Mother and her five children buried after dying in a blaze in County Tyrone


The police suspect Arthur McElhill of setting fire to his house and killing himself, his partner Lorraine McGovern and their five children - Caroline, Sean, Belinda, Clodagh and James. May the family find peace

Children weep for lost classmates

Several hundred people attended requiem mass at the Sacred Heart Church in Northern Ireland's County Tyrone town, but numbers were nowhere near what had been expected.

Arthur McElhill, 39, his partner Lorraine McGovern, 30 and their children - Caroline, 13, Sean, seven, Bellina, four, Clodagh, 18 months and James nine month - died together when fire engulfed their three-bedroom, end of terrace house.
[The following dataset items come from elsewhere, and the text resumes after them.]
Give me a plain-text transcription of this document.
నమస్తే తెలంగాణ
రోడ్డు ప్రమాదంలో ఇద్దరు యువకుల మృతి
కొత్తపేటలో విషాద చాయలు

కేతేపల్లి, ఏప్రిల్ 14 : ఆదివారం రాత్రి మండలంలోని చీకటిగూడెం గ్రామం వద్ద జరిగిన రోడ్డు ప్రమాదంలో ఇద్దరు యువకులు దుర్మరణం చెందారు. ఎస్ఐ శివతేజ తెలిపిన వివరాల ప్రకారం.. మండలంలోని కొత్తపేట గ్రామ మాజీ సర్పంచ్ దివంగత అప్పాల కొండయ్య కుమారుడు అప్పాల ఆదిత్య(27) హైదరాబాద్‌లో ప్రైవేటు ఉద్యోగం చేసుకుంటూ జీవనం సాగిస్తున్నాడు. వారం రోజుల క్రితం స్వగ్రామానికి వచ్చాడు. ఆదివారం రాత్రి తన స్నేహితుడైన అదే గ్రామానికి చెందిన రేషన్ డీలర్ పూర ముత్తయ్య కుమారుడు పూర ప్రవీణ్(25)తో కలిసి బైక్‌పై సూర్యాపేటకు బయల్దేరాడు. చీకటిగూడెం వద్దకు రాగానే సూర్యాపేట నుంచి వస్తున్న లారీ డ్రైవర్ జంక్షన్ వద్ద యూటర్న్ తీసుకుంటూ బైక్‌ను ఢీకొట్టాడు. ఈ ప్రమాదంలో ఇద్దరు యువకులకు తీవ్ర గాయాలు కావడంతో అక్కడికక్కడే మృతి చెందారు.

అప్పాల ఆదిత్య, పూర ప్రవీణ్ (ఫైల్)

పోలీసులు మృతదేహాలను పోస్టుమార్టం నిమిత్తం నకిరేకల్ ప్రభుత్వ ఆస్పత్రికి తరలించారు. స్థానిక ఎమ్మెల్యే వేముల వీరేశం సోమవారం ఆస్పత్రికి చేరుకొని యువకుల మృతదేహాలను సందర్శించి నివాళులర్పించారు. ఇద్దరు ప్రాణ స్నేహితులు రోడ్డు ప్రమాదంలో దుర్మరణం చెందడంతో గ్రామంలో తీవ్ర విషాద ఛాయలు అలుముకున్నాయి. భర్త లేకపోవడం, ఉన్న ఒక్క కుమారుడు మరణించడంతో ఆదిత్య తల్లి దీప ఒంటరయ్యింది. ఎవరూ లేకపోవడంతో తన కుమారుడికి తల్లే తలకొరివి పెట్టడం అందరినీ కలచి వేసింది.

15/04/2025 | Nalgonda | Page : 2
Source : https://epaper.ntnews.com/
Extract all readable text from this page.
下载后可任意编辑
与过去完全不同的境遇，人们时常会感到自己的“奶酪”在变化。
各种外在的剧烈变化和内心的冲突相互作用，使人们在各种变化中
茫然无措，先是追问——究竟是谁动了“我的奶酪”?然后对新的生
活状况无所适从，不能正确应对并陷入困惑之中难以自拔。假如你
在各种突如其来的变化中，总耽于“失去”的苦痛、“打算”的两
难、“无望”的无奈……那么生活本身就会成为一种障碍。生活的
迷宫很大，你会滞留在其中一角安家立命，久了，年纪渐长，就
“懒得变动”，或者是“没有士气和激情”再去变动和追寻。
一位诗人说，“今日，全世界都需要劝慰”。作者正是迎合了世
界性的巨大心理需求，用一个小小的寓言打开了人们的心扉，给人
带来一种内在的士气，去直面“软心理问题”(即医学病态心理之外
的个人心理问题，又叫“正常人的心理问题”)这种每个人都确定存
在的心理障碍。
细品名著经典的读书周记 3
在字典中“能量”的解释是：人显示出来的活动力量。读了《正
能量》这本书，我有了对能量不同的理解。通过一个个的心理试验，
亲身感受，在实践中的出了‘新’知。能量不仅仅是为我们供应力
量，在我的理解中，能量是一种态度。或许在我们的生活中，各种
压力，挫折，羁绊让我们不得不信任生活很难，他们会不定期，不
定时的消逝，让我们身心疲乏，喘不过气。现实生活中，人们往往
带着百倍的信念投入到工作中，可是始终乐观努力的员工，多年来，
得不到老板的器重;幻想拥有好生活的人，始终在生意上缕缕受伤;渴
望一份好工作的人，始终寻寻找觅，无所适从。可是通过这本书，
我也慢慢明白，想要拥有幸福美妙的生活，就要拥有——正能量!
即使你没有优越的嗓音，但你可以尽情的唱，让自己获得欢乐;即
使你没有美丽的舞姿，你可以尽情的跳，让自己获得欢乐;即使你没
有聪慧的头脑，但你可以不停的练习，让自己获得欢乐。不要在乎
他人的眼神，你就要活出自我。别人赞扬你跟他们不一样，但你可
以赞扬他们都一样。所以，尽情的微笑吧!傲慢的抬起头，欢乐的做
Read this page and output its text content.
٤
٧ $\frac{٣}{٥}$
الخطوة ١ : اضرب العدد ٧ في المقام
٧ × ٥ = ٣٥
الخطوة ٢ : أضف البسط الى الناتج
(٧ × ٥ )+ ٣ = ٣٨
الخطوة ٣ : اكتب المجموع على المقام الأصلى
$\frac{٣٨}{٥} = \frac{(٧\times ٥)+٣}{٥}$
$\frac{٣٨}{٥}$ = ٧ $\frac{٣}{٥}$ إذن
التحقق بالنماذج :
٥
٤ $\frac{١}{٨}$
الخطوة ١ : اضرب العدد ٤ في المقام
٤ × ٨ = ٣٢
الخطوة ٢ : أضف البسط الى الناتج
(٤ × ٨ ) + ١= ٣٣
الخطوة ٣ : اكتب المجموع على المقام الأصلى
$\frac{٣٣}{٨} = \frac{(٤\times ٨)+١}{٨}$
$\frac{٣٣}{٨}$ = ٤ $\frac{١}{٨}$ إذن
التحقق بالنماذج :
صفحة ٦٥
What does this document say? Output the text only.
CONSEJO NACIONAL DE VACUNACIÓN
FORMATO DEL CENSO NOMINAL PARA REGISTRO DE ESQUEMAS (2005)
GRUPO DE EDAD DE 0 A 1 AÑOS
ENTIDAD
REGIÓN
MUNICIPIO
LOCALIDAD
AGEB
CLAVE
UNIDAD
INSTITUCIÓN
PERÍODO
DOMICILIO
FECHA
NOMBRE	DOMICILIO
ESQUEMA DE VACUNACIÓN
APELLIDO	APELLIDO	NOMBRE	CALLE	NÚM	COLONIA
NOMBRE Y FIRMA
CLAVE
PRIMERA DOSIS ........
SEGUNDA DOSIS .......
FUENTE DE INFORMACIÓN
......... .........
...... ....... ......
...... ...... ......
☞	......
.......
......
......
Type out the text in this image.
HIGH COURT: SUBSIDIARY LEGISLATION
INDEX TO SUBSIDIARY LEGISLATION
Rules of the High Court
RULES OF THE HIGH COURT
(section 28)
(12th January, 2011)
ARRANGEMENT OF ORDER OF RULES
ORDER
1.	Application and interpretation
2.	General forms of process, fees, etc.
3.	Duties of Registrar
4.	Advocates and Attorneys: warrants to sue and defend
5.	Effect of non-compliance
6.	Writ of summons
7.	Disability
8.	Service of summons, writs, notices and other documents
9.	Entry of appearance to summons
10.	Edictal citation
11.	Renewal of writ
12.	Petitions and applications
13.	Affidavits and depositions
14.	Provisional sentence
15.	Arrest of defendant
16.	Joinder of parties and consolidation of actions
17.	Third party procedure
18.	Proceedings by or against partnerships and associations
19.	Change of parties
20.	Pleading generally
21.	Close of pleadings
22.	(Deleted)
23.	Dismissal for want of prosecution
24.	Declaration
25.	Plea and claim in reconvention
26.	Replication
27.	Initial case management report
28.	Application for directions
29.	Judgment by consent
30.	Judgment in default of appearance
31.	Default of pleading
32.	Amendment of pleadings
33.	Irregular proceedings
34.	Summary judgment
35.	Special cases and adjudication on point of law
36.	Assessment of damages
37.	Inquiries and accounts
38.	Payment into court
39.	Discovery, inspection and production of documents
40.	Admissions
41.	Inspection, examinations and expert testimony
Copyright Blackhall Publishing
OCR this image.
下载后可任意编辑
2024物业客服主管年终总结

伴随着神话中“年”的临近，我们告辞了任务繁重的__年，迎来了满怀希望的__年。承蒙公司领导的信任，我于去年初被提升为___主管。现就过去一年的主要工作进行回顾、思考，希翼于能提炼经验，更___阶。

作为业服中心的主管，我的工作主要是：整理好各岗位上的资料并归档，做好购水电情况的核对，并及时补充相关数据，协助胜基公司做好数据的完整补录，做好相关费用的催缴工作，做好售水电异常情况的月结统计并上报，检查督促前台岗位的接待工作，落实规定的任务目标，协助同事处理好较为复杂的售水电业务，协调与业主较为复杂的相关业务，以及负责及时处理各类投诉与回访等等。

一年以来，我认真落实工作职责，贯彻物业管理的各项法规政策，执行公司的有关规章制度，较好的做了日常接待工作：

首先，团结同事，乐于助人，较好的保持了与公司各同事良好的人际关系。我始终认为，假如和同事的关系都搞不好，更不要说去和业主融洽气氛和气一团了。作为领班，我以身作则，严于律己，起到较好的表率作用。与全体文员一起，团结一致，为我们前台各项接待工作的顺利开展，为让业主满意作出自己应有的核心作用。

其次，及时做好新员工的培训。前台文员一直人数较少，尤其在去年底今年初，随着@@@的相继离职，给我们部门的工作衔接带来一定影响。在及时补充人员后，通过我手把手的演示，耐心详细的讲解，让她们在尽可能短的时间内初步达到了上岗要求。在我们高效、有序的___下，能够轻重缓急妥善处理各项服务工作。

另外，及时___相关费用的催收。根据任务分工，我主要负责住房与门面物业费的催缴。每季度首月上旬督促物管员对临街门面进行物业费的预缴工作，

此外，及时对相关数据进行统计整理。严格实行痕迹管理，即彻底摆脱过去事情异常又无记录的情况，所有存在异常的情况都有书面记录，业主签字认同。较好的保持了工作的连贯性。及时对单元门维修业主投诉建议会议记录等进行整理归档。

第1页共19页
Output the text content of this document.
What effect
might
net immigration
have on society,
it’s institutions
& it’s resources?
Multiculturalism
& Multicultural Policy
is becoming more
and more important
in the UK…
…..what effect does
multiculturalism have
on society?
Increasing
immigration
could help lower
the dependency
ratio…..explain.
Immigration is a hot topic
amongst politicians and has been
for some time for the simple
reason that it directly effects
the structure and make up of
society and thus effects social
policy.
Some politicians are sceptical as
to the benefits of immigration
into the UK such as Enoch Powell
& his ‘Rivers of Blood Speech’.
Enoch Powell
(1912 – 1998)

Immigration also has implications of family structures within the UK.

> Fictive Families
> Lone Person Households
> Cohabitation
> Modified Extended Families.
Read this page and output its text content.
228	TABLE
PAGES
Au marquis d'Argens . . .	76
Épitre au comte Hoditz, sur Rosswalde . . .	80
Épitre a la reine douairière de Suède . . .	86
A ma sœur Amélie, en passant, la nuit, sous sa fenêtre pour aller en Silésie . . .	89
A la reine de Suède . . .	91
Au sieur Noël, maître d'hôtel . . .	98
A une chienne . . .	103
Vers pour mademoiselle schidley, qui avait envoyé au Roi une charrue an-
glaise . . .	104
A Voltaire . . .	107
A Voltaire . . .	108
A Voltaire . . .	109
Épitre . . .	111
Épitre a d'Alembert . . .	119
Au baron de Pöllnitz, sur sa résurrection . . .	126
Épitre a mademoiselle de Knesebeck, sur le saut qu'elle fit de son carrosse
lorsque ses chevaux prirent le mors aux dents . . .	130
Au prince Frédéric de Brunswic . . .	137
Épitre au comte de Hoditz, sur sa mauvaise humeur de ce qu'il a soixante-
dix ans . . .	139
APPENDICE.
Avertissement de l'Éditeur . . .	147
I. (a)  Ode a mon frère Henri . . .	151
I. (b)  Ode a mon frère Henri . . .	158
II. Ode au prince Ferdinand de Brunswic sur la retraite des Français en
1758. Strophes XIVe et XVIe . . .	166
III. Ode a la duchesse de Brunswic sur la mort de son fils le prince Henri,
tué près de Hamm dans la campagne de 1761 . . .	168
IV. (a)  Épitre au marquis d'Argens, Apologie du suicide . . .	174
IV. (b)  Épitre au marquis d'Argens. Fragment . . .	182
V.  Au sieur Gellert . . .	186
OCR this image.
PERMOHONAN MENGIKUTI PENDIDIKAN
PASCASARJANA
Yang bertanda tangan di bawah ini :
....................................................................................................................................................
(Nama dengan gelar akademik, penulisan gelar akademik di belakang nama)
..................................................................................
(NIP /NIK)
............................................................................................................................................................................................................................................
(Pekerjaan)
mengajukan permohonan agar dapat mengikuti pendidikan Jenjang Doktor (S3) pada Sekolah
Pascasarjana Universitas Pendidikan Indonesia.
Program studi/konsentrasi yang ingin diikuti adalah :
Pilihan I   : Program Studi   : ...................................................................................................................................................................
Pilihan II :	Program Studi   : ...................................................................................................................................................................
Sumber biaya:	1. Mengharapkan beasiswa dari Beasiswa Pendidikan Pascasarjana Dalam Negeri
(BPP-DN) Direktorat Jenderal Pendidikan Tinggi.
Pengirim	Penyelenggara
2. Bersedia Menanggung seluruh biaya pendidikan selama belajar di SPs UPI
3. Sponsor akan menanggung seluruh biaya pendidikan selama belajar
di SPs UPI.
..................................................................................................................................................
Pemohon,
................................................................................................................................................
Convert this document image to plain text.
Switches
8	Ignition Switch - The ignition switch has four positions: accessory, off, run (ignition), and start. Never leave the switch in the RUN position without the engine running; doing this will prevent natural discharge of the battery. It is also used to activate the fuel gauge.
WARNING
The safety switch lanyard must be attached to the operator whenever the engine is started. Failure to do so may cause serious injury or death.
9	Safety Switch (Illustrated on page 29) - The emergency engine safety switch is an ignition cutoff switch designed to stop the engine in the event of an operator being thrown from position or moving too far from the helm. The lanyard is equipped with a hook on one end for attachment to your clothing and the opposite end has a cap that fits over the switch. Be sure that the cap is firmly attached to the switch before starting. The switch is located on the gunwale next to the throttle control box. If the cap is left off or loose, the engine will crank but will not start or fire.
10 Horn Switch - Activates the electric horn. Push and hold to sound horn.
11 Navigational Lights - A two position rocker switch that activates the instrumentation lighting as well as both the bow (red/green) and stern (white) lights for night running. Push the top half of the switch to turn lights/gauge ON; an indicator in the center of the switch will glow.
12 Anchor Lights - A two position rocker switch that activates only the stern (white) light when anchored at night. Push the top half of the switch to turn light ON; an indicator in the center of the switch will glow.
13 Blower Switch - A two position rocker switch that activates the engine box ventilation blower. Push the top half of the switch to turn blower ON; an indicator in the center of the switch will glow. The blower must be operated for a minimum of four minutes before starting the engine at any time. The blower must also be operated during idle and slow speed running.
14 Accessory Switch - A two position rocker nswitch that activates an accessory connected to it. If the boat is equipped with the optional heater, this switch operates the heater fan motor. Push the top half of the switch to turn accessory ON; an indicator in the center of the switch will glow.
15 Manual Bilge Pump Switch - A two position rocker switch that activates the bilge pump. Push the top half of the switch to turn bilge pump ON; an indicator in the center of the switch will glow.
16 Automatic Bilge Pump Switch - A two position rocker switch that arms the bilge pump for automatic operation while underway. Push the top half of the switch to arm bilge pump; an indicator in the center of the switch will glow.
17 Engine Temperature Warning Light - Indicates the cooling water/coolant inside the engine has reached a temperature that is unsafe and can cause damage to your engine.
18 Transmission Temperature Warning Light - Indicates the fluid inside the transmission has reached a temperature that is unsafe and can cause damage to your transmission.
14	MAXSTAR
Police are treating the deaths as murder and suspect Mr McElhill of starting the fire after they found petrol had been sprinkled around the house and set alight.

The McElhill and McGovern families disagreed for a fortnight over where the family should be buried.

Eventually it was decided a single service would be held for the family but that Mr McElhill would be buried separately from his family.

He will be buried in Ederney, County Fermanagh, his partner will be buried with the children at Corlough, County Cavan, in the Irish Republic.

Speaking during the service, parish priest Monsignor Joseph Donnelly referred back to the Omagh bombing saying a community may have experience of tragedy but could never become accustomed to it.

He said: "To lose an entire family unit in one instance is unimaginable. It is a devastation for the families immediately connected. It is a loss so total that words fail to describe the immensity of the events."

Looking down at the five white coffins of the children - each with a single white carnation upon it - and flanked by the coffins of their parents, he added: "The visual impact of what lies before us leaves us in no doubt about the horrible reality."

Children from St Conor's primary school, next door to the fire blackened house in Lammy Crescent, and where two of the children were pupils, formed a guard of honour as the coffins were carried from the church.

Sombre faced, many wept for their lost classmates. So too did the pupils from the Sacred Heart college which the oldest child attended.